A doença de Chagas ocorre endemicamente na América – 
do norte do México até a Argentina, e ao sul do Chile. De 
2000 a 2010, 138 surtos foram registrados, envolvendo mais 
de mil casos agudos, principalmente na Amazônia Brasileira, 
estando 71% deles associados à ingestão de bebidas e 
alimentos contaminados e 7% à transmissão vetorial. 
Dados recentes demonstram que a doença de Chagas se 
tornou problema de saúde pública em 19 países endêmicos, 
nas regiões rurais e nas grandes cidades, devido aos grandes 
movimentos migratórios, atingindo também países antes 
não endêmicos da Europa (Espanha, França, Itália, 
Inglaterra), Ásia (Japão), Austrália e América do Norte (EUA, 
Canadá), nos quais milhares de migrantes passaram a 
configurar fonte de infecção para transmissão por sangue e 
hemoderivados, transplante de órgãos e transmissão 
vertical, além da ocorrência da reativação em pacientes 
imunodeprimidos com a forma crônica da doença. 
AGENTE ETIOLÓGICO 
O T. cruzi é um protozoário hemoflagelado que parasita 
indivíduos ou animais infectados, na forma de 
tripomastigota, no sangue periférico e na forma de 
amastigota, nos tecidos.
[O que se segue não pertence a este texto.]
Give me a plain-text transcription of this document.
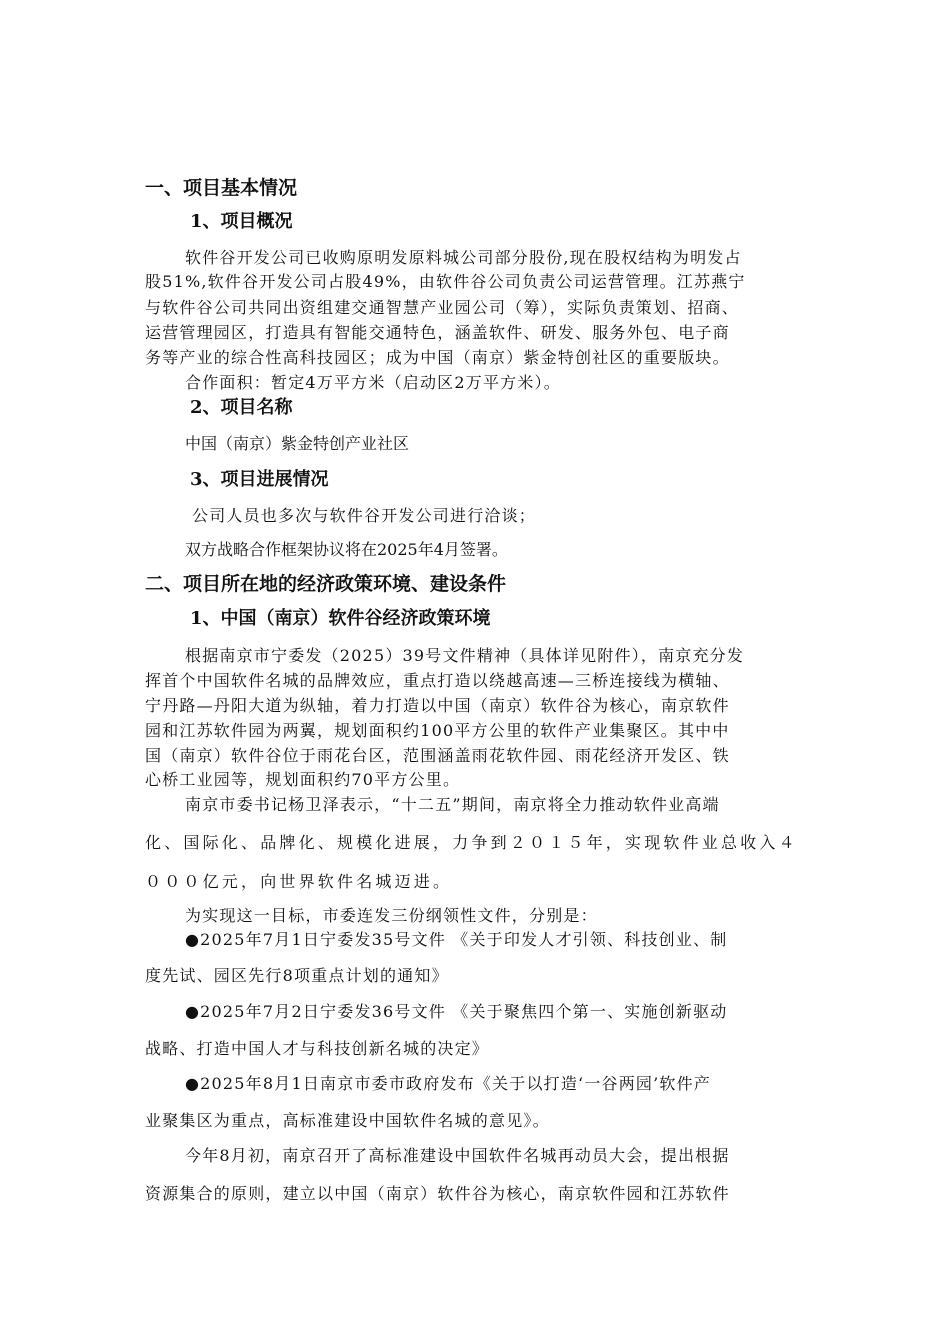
一、项目基本情况
1、项目概况
软件谷开发公司已收购原明发原料城公司部分股份,现在股权结构为明发占
股51%,软件谷开发公司占股49%，由软件谷公司负责公司运营管理。江苏燕宁
与软件谷公司共同出资组建交通智慧产业园公司（筹），实际负责策划、招商、
运营管理园区，打造具有智能交通特色，涵盖软件、研发、服务外包、电子商
务等产业的综合性高科技园区；成为中国（南京）紫金特创社区的重要版块。
合作面积：暂定4万平方米（启动区2万平方米）。
2、项目名称
中国（南京）紫金特创产业社区
3、项目进展情况
公司人员也多次与软件谷开发公司进行洽谈；
双方战略合作框架协议将在2025年4月签署。
二、项目所在地的经济政策环境、建设条件
1、中国（南京）软件谷经济政策环境
根据南京市宁委发（2025）39号文件精神（具体详见附件），南京充分发
挥首个中国软件名城的品牌效应，重点打造以绕越高速—三桥连接线为横轴、
宁丹路—丹阳大道为纵轴，着力打造以中国（南京）软件谷为核心，南京软件
园和江苏软件园为两翼，规划面积约100平方公里的软件产业集聚区。其中中
国（南京）软件谷位于雨花台区，范围涵盖雨花软件园、雨花经济开发区、铁
心桥工业园等，规划面积约70平方公里。
南京市委书记杨卫泽表示，“十二五”期间，南京将全力推动软件业高端
化、国际化、品牌化、规模化进展，力争到２０１５年，实现软件业总收入４
０００亿元，向世界软件名城迈进。
为实现这一目标，市委连发三份纲领性文件，分别是：
●2025年7月1日宁委发35号文件 《关于印发人才引领、科技创业、制
度先试、园区先行8项重点计划的通知》
●2025年7月2日宁委发36号文件 《关于聚焦四个第一、实施创新驱动
战略、打造中国人才与科技创新名城的决定》
●2025年8月1日南京市委市政府发布《关于以打造‘一谷两园’软件产
业聚集区为重点，高标准建设中国软件名城的意见》。
今年8月初，南京召开了高标准建设中国软件名城再动员大会，提出根据
资源集合的原则，建立以中国（南京）软件谷为核心，南京软件园和江苏软件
Utiliza a hematina obtida da 
hemoglobina sanguínea para respiração aeróbia. É 
transmitido por insetos (barbeiro) hematófilos do gênero 
Triatoma (vetores) para um hospedeiro vertebrado. 
O triatomíneo (barbeiro) injeta o parasito quando se 
alimenta do sangue do vertebrado. O protozoário se 
mantém no intestino do inseto do sexto ao 15 o dias 
seguintes, sob a forma de epimastigotas, que se multiplicam 
e migram para o intestino grosso ou reto, onde evoluem para 
a forma de tripomastigotas metacíclicos. Essas formas são 
eliminadas pelas fezes do inseto, enquanto ele se alimenta 
de sangue na pele do hospedeiro vertebrado, e penetram na 
pele com erosão ou com mucosas intactas. 
TRANSMISSÃO 
Vetorial Os vetores mais importantes são os triatomíneos 
dos gêneros Triatoma, contaminação após a picada, com 
deposição das formas infectantes após o repasto sanguíneo 
e inoculação destas após o ato de coçar a pele lesada no local 
da picada. Considerada a via mais comum de transmissão no 
país – antes do controle de T. infestans no estado de São 
Paulo, desde a década de 1970, e nacionalmente, desde 
junho de 2006. 
Oral Mecanismo de manutenção do ciclo do parasito na 
natureza, onde ocorre a ingestão de vetores e reservatórios 
infectados. Tem sido registrada na Amazônia, sob a forma de 
surtos epidêmicos desencadeados pelo consumo de 
alimentos acidentalmente contaminados (caldo de cana, 
açaí, bacaba, sucos) 
Transfusão de sangue e hemoderivados Uma das mais 
importantes vias de transmissão após o controle vetorial da 
doença no Brasil. A transmissão por via transfusional ocorre 
na ausência de triagem sorológica adequada dos doadores, 
preconizando-se atualmente no país apenas uma técnica de 
alto desempenho para triagem em bancos de sangue. 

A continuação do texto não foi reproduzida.